PM: I told ministries to withdraw from Quaestor

Deals

Hungary’s Prime Minister Viktor Orbán today said that he personally urged government ministries to withdraw their money from Quaestor investment house because he suspected that the scandal a few days earlier at Buda-Cash brokers would set off a domino effect, bringing down independent Hungarian brokerages, Hungarian online daily index.hu reported.

The prime minister was responding to a journalistʼs query, at a press conference in Sopron, about why the Hungarian Foreign Ministry withdrew its money from Quaestor just before the investment firm became insolvent. Orbán said that, watching how individuals and municipalities saw their monies being frozen at Buda-Cash, he told government institutions to withdraw money from all brokerages.
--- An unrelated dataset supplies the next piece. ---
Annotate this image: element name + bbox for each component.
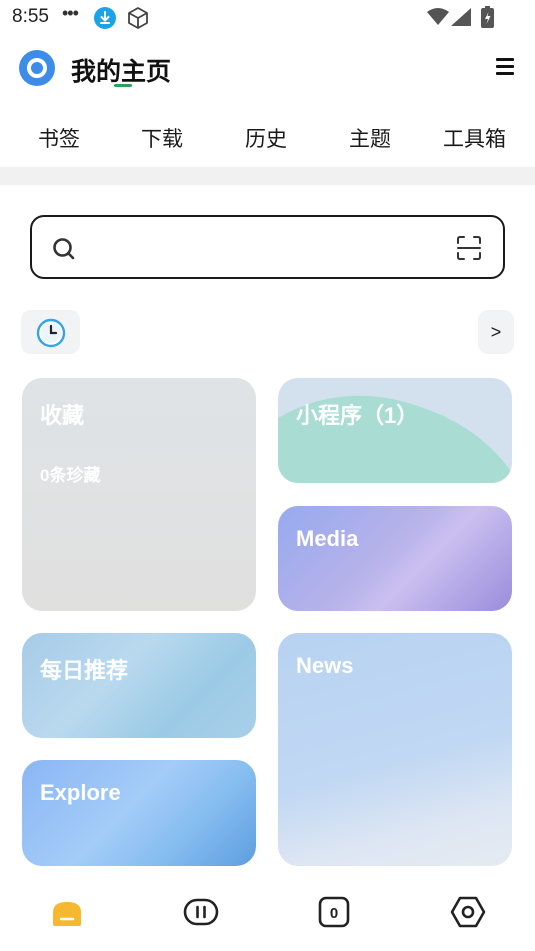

MNKH, a state-owned company supervised by the ministry, reportedly signed an agreement with the brokerage arm of the Quaestor group in March 2013 and had assets amounting to HUF 3.9 bln at the troubled brokerage house. 

According to the ministry, MNKH decided to withdraw its capital from Quaestor on March 5. Quaestor declared insolvency on March 9 and filed for bankruptcy on March 19. According to index.hu, even though MNKH reportedly made the decision to withdraw its assets from Quaestor on March 5, the actual transaction did not take place until March 9, the same day Quaestor reported insolvency.

The Ministry of Foreign Affairs issued a press release yesterday, saying it "did not acquire any illegal information whatsoever” in response to allegations that the ministry had insider information about the instability of Quaestor. The ministry statement also said that “Quaestor has always complied with all regulations in the past”.

Ownership hassle

In a related development, Hungarian online daily 444.hu, citing public records, said that not long before Quaestor went bankrupt, there was a change in leadership, under which Csaba Tarsoly, who had been the owner and CEO of the brokerage, was changed with Béla Orgován.

An investigation by 444.hu published yesterday indicated that Orgován had been in prison many times and he never finished elementary school.

Driven by media criticism of Orgován’s promotion to Quaestor’s owner, Tarsoly told Hungarian news agency MTI that he is taking back his position at the brokerage. He said that he made a mistake to do as his “reorganizational consultant suggested” and he unwillingly gave the “false impression” that he was trying to escape from being made responsible for the situation at Quaestor.